Mendonca was the first member of the Legislative Assembly elected from Mira-Bhayandar. In 2011 he was credited with starting a drive to start local trains from the Mira Road railway station.

In the 2014 Maharashtra Legislative Assembly election, he lost to Mehta by about 30,000 votes.

==Arrest==
In July 2016, Mendonca was arrested for allegedly participating in a land grabbing case. The land was said to be worth hundreds of crores and a case of alleged cheating and land-grabbing was registered against him and four others. Mendonca spent nine months in jail and was released on bail in May 2017.
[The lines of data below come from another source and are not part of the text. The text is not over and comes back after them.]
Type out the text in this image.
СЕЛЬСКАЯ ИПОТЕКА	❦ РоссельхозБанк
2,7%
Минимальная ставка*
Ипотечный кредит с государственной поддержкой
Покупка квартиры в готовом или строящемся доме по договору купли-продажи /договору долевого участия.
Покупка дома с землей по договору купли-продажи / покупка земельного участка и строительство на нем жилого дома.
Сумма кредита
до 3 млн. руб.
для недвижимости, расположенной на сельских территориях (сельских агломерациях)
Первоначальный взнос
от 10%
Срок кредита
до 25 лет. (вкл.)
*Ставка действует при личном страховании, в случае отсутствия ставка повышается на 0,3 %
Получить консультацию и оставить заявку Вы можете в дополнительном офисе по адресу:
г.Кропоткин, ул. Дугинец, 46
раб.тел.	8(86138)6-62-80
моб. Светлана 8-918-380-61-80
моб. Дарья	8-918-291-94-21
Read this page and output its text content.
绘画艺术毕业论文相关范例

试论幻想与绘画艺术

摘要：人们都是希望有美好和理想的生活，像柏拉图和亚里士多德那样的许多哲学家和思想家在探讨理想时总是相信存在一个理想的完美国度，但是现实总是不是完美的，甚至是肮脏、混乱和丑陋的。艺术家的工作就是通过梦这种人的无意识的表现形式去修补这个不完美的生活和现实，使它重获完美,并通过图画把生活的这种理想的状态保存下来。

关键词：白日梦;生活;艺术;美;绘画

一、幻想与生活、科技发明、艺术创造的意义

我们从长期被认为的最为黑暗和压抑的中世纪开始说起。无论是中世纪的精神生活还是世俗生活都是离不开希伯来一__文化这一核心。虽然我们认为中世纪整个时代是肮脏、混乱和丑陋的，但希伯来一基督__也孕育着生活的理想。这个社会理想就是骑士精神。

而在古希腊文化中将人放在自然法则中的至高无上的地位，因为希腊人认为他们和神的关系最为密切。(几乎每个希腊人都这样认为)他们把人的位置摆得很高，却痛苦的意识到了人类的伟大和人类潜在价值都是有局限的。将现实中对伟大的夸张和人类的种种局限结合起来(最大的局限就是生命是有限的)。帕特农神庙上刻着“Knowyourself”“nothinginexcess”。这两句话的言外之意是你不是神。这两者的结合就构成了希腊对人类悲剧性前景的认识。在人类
Disgruntled with the Nationalist Congress Party, he joined the Shiv Sena and was the face of the Mira-Bhayandar Municipal Corporation elections in 2017.

==Personal life and death==
Mendonca was married to Myra Mendonca (d. 2014), who was the first mayor of the Mira-Bhayandar Municipal Corporation. The couple had two children: a son, Venture Mendonca, who is a Municipal Corporator in Mira-Bhayandar Municipal Corporation, and a daughter, Caitlin Pereira, who served as mayor of Mira-Bhayandar Municipal Corporation from 2012 to 2017.

Mendonca died in Mumbai on 18 August 2025, at the age of 72.